Ari Ben Canaan, a passionate member of the Jewish paramilitary group Haganah, attempts to transport 600 Jewish refugees on a dangerous voyage from Cyprus to Palestine on a ship named the Exodus. He faces obstruction from British forces, who will not grant the ship passage to its destination.
13 May Exodus (1960)
Stalled Ship
I wonder what damage we are doing to ourselves by writing false history.
All history is fictional. It must be because it abstracts single narratives from the hubbub of life. We hope that the narrative models something that can be traced back to facts, can be proved to be what we call true.
But movies, popular movies I mean, have so many constraints on narrative that by the time we get through tumbling the story, we end up with an attractive enough narrative. But it floats above reality with very little connection. Yet this is how we see the world.

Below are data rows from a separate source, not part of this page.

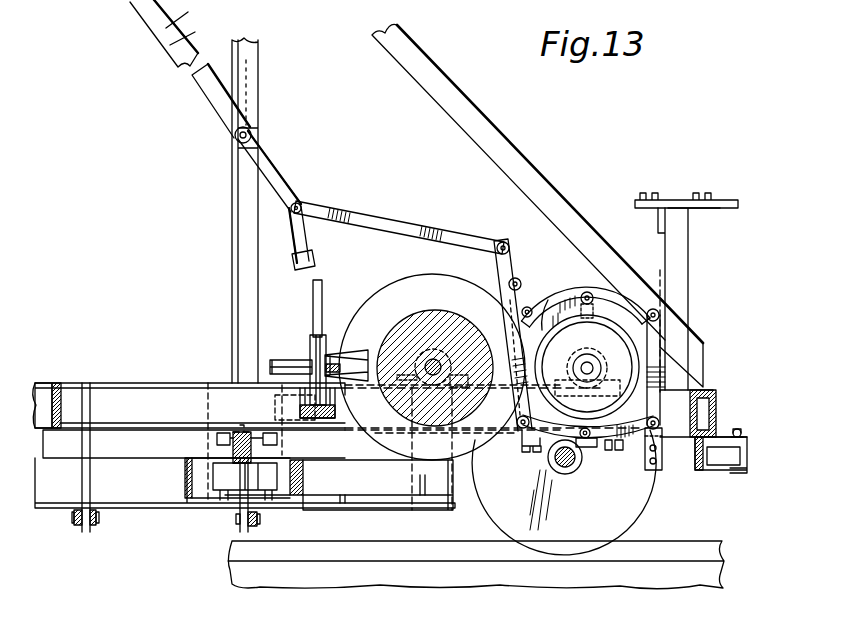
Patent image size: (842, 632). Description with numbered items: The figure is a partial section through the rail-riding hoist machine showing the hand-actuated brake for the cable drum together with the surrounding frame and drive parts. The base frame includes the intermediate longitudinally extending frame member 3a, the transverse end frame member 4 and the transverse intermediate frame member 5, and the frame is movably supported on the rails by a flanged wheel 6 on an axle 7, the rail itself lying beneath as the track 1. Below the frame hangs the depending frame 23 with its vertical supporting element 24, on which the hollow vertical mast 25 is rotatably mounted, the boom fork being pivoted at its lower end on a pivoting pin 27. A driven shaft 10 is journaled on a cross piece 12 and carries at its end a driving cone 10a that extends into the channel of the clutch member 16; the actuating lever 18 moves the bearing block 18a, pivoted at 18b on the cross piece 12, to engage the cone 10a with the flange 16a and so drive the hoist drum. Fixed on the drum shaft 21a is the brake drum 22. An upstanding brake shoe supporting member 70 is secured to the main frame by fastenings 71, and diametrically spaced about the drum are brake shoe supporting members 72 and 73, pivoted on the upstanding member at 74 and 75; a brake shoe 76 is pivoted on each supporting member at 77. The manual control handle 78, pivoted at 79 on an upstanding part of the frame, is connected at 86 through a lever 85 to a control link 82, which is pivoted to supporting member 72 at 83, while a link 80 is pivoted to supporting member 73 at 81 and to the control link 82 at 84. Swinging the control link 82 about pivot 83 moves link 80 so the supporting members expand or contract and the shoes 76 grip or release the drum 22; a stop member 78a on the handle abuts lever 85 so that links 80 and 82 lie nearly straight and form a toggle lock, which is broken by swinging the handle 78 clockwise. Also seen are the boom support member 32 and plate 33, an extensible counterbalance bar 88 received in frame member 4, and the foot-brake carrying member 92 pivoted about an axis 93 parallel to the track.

The ground 1 is at (411, 565).
The intermediate longitudinally extending frame member 3a is at (128, 388).
The transverse end frame member 4 is at (716, 396).
The transverse intermediate frame member 5 is at (188, 482).
The flanged wheel 6 is at (571, 492).
The axle 7 is at (560, 462).
The shaft 10 is at (283, 363).
The driving cone 10a is at (355, 362).
The cross piece 12 is at (50, 395).
The channeled clutch member 16 is at (400, 325).
The flange 16a is at (377, 305).
The actuating lever 18 is at (313, 294).
The bearing block 18a is at (314, 340).
The pivot 18b is at (276, 402).
The shaft 21a is at (587, 362).
The brake drum 22 is at (636, 355).
The depending frame 23 is at (145, 497).
The vertical supporting element 24 is at (43, 447).
The hollow vertical mast 25 is at (245, 448).
The pivoting pin 27 is at (216, 440).
The arm 32 is at (500, 138).
The plate 33 is at (236, 492).
The upstanding brake shoe supporting member 70 is at (668, 372).
The fastening 71 is at (657, 458).
The brake shoe supporting member 72 is at (556, 296).
The brake shoe supporting member 73 is at (620, 450).
The pivot 74 is at (660, 313).
The pivot 75 is at (650, 430).
The brake shoe 76 is at (601, 312).
The pivot 77 is at (588, 292).
The manual control handle 78 is at (205, 82).
The stop member 78a is at (312, 257).
The pivot 79 is at (252, 133).
The link 80 is at (512, 325).
The pivot 81 is at (519, 428).
The control link 82 is at (492, 265).
The pivot 83 is at (529, 308).
The pivot 84 is at (509, 286).
The lever 85 is at (382, 213).
The connection 86 is at (298, 203).
The extensible bar 88 is at (718, 408).
The brake shoe carrying member 92 is at (80, 530).
The axis 93 is at (72, 517).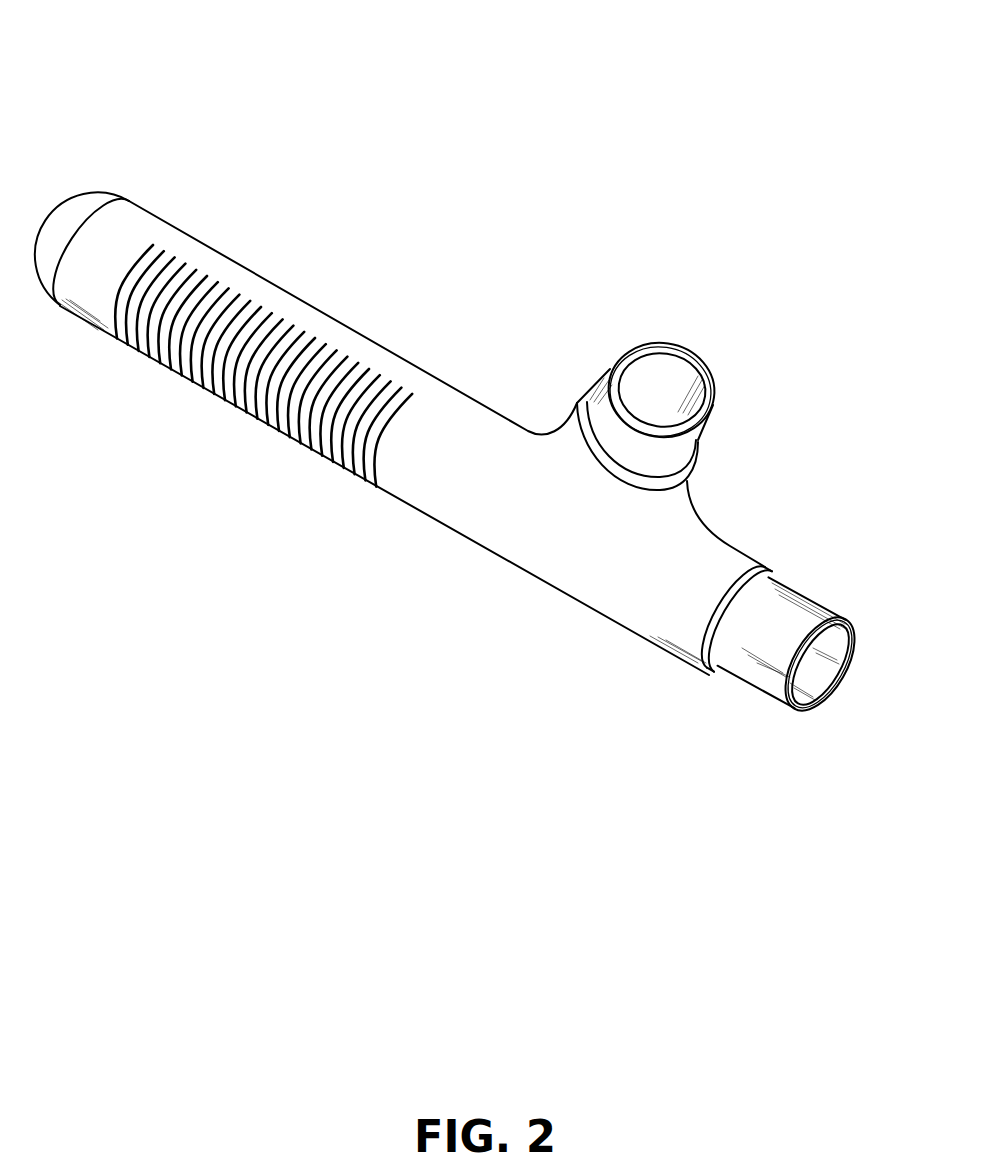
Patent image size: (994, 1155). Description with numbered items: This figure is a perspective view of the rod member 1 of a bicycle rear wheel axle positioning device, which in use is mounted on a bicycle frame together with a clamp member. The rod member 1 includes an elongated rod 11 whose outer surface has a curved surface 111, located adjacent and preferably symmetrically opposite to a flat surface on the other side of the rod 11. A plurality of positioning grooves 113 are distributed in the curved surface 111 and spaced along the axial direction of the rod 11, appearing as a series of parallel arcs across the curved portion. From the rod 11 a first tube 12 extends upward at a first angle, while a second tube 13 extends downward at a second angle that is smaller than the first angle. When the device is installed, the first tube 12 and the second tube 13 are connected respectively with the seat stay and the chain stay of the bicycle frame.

The rod member 1 is at (545, 49).
The rod 11 is at (400, 366).
The curved surface 111 is at (131, 231).
The positioning grooves 113 is at (230, 392).
The first tube 12 is at (680, 450).
The second tube 13 is at (800, 620).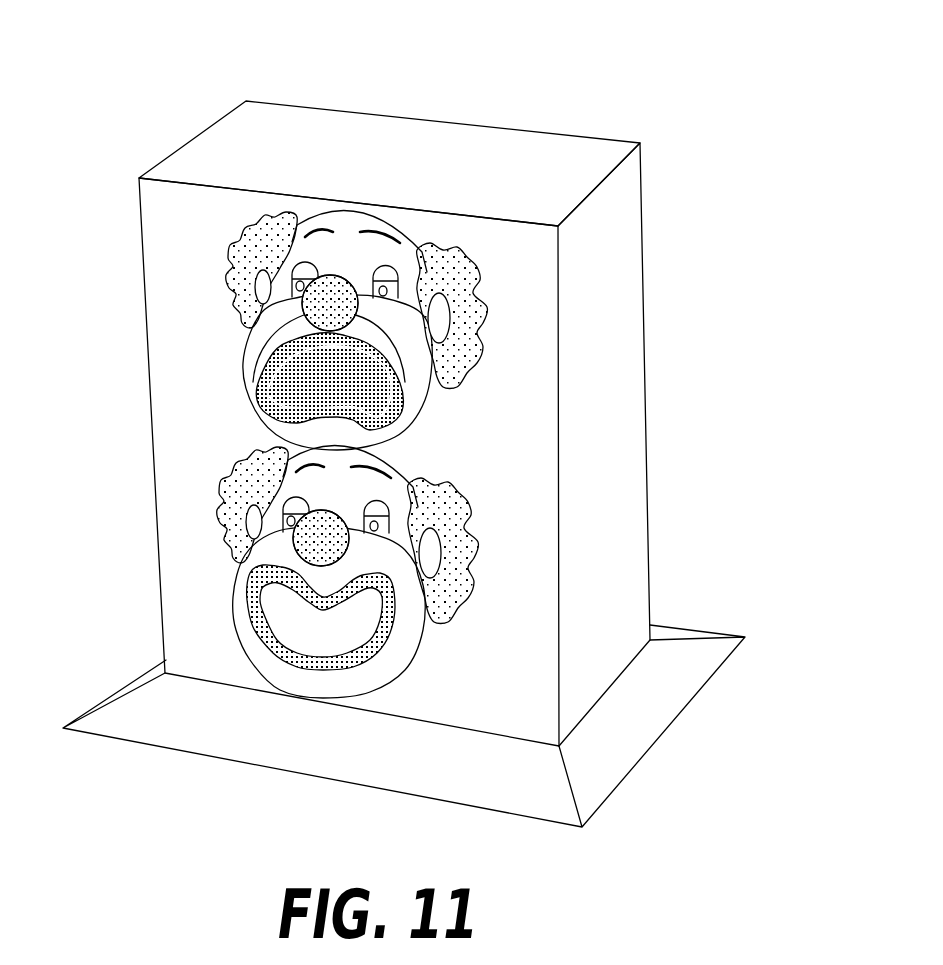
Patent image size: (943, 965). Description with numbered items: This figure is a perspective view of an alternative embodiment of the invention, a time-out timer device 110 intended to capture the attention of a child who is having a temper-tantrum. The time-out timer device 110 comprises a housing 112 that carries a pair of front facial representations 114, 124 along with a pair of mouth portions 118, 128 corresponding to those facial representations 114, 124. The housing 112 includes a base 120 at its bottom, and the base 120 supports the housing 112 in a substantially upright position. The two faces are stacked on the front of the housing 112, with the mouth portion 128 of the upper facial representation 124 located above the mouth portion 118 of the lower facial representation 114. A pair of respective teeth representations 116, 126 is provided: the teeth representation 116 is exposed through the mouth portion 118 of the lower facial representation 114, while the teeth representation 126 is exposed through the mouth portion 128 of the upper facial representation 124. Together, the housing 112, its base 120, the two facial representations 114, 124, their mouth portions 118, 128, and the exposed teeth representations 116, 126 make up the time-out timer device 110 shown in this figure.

The time-out timer device 110 is at (493, 389).
The housing 112 is at (613, 302).
The front facial representation 114 is at (280, 612).
The teeth representation 116 is at (288, 618).
The mouth portion 118 is at (352, 563).
The base 120 is at (632, 717).
The front facial representation 124 is at (285, 377).
The teeth representation 126 is at (310, 385).
The mouth portion 128 is at (370, 410).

Here we have an interesting story. The real story I mean, a story about men determining that a nation should exist, a nation in the modern sense, and then doing whatever necessary to bring that about.
This has happened hundreds, thousands of times, and may be the primary force in how we see ourselves. Looking at this one case is a great opportunity to examine what an artificial thing nationhood is, to highlight the effort, the yearnings to establish and resist the meme.

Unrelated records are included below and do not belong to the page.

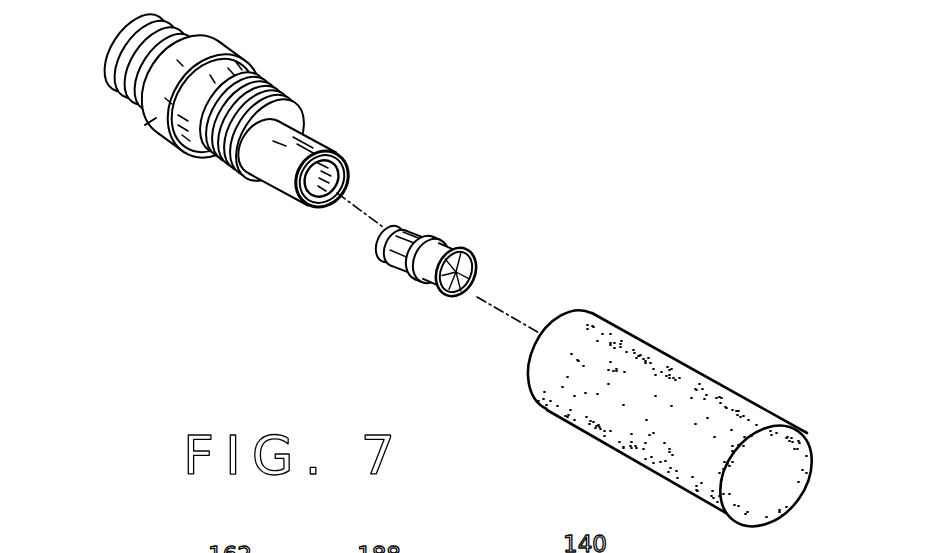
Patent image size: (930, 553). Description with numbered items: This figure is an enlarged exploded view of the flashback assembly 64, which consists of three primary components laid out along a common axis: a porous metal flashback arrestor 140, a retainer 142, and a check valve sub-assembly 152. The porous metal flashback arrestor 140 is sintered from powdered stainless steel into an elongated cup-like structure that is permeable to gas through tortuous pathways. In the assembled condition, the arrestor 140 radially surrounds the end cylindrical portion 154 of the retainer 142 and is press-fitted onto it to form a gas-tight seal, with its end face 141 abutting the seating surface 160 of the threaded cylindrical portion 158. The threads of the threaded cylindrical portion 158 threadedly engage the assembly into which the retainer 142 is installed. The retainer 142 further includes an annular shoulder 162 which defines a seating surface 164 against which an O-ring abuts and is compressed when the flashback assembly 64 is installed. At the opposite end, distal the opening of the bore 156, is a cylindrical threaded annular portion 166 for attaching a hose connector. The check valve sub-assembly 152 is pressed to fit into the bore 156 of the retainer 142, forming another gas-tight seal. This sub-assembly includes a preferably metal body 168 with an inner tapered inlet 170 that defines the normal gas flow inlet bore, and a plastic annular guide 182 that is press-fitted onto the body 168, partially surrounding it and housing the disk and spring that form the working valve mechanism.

The flashback assembly 64 is at (429, 272).
The porous metal flashback arrestor 140 is at (671, 390).
The end face 141 is at (565, 313).
The retainer 142 is at (231, 129).
The check valve sub-assembly 152 is at (413, 245).
The end cylindrical portion 154 is at (286, 165).
The bore 156 is at (349, 179).
The threaded cylindrical portion 158 is at (281, 94).
The seating surface 160 is at (303, 119).
The annular shoulder 162 is at (152, 104).
The seating surface 164 is at (221, 110).
The cylindrical threaded annular portion 166 is at (116, 46).
The body 168 is at (427, 281).
The inner tapered inlet 170 is at (457, 297).
The annular guide 182 is at (403, 277).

But Hollywood wants human drama instead. Love stories. Attractive leads (no, never dark). Unambiguous motives. Goodness must exist somewhere and drive the story, necessitating evil somewhere else.

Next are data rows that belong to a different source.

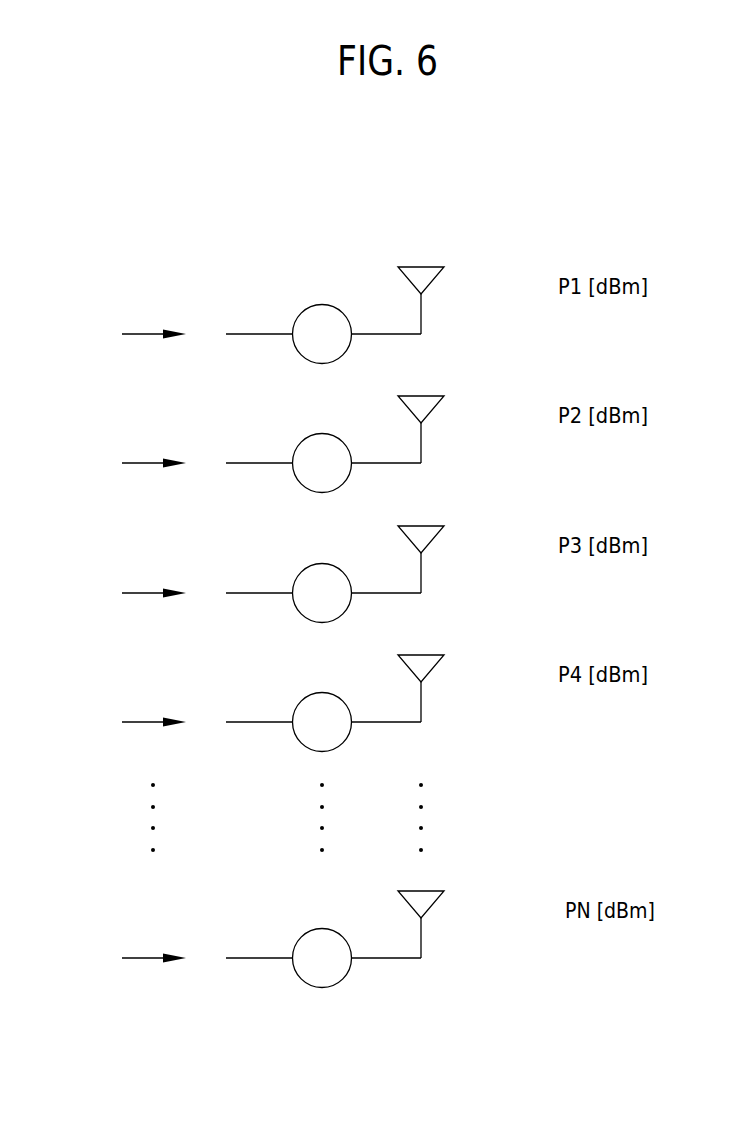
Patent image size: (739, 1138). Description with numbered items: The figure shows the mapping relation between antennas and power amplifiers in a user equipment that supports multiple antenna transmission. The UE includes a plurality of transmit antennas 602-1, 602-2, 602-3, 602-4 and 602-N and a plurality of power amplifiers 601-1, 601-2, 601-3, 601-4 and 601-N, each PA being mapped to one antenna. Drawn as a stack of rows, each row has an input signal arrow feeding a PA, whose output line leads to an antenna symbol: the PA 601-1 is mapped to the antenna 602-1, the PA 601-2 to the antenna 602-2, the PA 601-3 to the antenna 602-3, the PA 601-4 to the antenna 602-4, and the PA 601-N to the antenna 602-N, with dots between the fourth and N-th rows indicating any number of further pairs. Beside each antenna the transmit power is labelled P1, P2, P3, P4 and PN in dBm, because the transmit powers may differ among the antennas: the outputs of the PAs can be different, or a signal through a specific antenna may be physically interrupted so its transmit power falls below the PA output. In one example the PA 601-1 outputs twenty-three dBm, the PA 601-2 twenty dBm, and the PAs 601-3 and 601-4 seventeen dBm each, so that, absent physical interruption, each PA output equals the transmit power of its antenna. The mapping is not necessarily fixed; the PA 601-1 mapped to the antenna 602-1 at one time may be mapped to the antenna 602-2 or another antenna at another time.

The power amplifier 601-1 is at (301, 314).
The transmit antenna 602-1 is at (435, 280).
The power amplifier 601-2 is at (301, 443).
The transmit antenna 602-2 is at (435, 409).
The power amplifier 601-3 is at (301, 573).
The transmit antenna 602-3 is at (435, 539).
The power amplifier 601-4 is at (301, 702).
The transmit antenna 602-4 is at (435, 668).
The power amplifier 601-N is at (301, 938).
The transmit antenna 602-N is at (435, 904).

In the end, this movie is something like “Schindler’s List”, slick production, competent storytelling on the human side, an ennobling association. And very bad history. A very damaging simplification, taking away all the things we might learn if we were confronted with real art.
So one might watch this for lessons in the history of film rather than the history of societies.
And that is a pretty interesting story. Preminger was an intelligent filmmaker. The year before, he made the remarkably astute “Anatomy of a Murder”. It was a small story, with all sorts of cinematic richnesses: amazing staging and few good performances.
Meanwhile at this time, David Lean was a hack, producing big, bold Hallmark greeting cards. Yet Preminger makes this empty, boring, incoherent mess of posturing posing as nobility. And Lean makes a glorious essay on the essentially the same subject that has scope as wide and ambiguous as the random formation of a nation. Interestingly, it happens to be more or less the people depicted here as savages.
Well, yes, I suppose. And I suppose they still are, but how hollow this film seems. How true ‘Lawrence of Arabia’ seems. How history is written!
Posted in 2005
Ted’s Evaluation — 1 of 3: You can find something better to do with this part of your life.